The Icelandic dataset that was use for training is not publicly available, however, it can be replaced with any sufficiantly large MRI dataset. The training code provided in the notebooks can be reused by replacing the train, val, test data frames with new data. For new data frames it is necessary to proved four columns: Loc, Scanner, Gender, Age.

  • Loc should include all paths to the preprocessed MRI NIFTI files.
  • Scanner is an integer (0 or 1) specifiying the MRI scanner source.
  • Gender should be an integer specifying the subjects sex (0 if male, 1 if female).
  • Age should specify the subjects age during the imaging visit.

Note that the current ResNet version can only handle two scanner sources. In cases where the dataset includes more than two sources it is necessary to one hot encode the scanner variable and add more inputs to the ResNet. Alternativly, the scanner variable can be replaced with some other variable of interest, e.g., total intracranial volume.

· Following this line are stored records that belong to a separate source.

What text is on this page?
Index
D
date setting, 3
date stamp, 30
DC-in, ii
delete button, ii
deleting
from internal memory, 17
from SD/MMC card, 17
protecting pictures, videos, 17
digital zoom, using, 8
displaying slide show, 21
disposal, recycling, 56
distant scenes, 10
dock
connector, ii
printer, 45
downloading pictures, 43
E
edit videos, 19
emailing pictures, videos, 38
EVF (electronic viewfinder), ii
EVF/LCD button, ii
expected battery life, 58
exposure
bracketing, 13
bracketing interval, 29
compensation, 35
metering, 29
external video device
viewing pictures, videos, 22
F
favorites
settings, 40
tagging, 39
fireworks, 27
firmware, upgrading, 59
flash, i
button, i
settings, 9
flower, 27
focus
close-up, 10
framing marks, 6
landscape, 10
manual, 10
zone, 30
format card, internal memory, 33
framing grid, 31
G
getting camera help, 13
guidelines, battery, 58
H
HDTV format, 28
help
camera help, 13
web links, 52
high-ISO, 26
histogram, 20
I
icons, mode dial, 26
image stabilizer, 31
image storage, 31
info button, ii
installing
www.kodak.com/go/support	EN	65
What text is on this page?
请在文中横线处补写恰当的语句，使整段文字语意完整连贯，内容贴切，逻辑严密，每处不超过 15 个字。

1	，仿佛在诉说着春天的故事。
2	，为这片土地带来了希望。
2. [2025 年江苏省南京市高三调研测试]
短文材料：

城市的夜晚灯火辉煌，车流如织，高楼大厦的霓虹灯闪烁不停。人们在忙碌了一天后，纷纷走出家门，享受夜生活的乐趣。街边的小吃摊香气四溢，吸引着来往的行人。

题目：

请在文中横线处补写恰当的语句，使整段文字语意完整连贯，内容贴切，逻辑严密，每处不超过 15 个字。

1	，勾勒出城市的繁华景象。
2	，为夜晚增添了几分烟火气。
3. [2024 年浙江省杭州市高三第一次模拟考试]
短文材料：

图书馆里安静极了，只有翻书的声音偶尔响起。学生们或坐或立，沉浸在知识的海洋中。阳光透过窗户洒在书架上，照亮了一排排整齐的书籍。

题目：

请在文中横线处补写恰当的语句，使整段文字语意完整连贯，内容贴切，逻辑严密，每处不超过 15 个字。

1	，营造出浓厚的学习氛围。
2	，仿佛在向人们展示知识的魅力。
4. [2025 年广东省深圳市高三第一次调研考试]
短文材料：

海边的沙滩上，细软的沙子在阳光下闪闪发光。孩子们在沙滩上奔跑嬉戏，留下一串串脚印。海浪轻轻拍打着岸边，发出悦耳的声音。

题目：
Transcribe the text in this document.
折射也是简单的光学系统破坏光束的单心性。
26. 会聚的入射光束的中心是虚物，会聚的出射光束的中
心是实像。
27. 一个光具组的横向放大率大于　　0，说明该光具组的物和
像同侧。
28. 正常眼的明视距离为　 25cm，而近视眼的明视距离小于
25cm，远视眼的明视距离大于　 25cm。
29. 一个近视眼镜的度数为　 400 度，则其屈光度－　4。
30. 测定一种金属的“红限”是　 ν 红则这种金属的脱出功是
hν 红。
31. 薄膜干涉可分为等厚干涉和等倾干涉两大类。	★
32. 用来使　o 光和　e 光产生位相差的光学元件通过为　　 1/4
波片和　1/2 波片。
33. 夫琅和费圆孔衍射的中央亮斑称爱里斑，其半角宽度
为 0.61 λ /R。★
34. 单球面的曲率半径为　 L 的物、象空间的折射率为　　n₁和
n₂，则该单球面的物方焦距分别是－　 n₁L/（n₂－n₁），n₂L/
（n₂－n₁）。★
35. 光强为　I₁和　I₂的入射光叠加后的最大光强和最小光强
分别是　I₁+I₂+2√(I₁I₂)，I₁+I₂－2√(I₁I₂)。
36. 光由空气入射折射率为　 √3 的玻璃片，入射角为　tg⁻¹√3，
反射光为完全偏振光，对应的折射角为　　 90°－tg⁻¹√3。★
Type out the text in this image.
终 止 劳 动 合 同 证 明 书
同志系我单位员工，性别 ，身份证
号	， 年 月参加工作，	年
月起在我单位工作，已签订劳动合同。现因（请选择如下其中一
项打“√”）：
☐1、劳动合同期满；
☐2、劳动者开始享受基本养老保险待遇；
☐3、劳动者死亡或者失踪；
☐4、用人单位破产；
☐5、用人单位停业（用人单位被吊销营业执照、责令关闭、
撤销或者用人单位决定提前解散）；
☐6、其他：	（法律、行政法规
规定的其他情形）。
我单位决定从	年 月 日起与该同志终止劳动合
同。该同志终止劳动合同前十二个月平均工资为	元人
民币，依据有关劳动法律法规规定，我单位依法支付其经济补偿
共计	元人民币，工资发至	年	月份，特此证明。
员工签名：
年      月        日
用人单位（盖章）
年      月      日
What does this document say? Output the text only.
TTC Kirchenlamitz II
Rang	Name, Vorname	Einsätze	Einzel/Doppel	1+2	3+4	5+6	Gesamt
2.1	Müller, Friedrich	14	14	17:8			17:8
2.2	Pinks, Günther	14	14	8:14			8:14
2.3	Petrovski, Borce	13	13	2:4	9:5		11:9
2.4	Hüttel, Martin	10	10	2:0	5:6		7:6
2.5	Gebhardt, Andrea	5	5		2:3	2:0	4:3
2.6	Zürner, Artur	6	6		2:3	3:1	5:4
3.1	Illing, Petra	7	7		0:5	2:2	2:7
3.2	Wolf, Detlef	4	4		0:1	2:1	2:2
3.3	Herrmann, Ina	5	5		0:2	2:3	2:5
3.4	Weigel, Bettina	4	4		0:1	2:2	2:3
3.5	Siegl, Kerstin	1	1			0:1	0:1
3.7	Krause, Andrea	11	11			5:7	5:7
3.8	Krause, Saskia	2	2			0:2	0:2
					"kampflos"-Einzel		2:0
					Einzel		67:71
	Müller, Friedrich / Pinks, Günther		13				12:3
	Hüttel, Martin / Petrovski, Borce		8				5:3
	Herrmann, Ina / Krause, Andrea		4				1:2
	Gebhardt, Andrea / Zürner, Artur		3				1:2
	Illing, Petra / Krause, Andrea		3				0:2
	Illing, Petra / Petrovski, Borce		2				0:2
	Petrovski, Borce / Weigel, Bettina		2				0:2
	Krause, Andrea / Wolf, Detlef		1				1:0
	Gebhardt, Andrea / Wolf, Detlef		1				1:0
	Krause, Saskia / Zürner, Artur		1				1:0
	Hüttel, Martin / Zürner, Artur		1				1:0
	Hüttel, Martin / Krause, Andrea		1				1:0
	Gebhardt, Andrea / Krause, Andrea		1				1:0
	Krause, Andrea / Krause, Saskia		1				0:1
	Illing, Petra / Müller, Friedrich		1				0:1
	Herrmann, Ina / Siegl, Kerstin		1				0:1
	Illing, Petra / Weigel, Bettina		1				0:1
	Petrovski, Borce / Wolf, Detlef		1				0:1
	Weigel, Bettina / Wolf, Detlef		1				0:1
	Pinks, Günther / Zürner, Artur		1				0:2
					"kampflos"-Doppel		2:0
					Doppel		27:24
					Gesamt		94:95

Generating brain age predictions for the UK Biobank

To generate brain age predictions for the UK Biobank data it is necessary to download the MRI brain scans from UK Biobank and place the preprocessed NIFTI files in the folder Data/CAT_UK_Biobank.

Citing

If you find this work useful in your research, please consider citing:

@article{jonsson2019brain,
  title={Brain age prediction using deep learning uncovers associated sequence variants},
  author={J{\'o}nsson, Benedikt Atli and Bjornsdottir, Gyda and Thorgeirsson, TE and Ellingsen, Lotta Mar{\'\i}a and Walters, G Bragi and Gudbjartsson, DF and Stefansson, Hreinn and Stefansson, Kari and Ulfarsson, MO},
  journal={Nature communications},
  volume={10},
  number={1},
  pages={1--10},
  year={2019},
  publisher={Nature Publishing Group}
}

Todo

  • Add code for models trained on SBM and VBM features, such as, Gaussian process regression and SVR.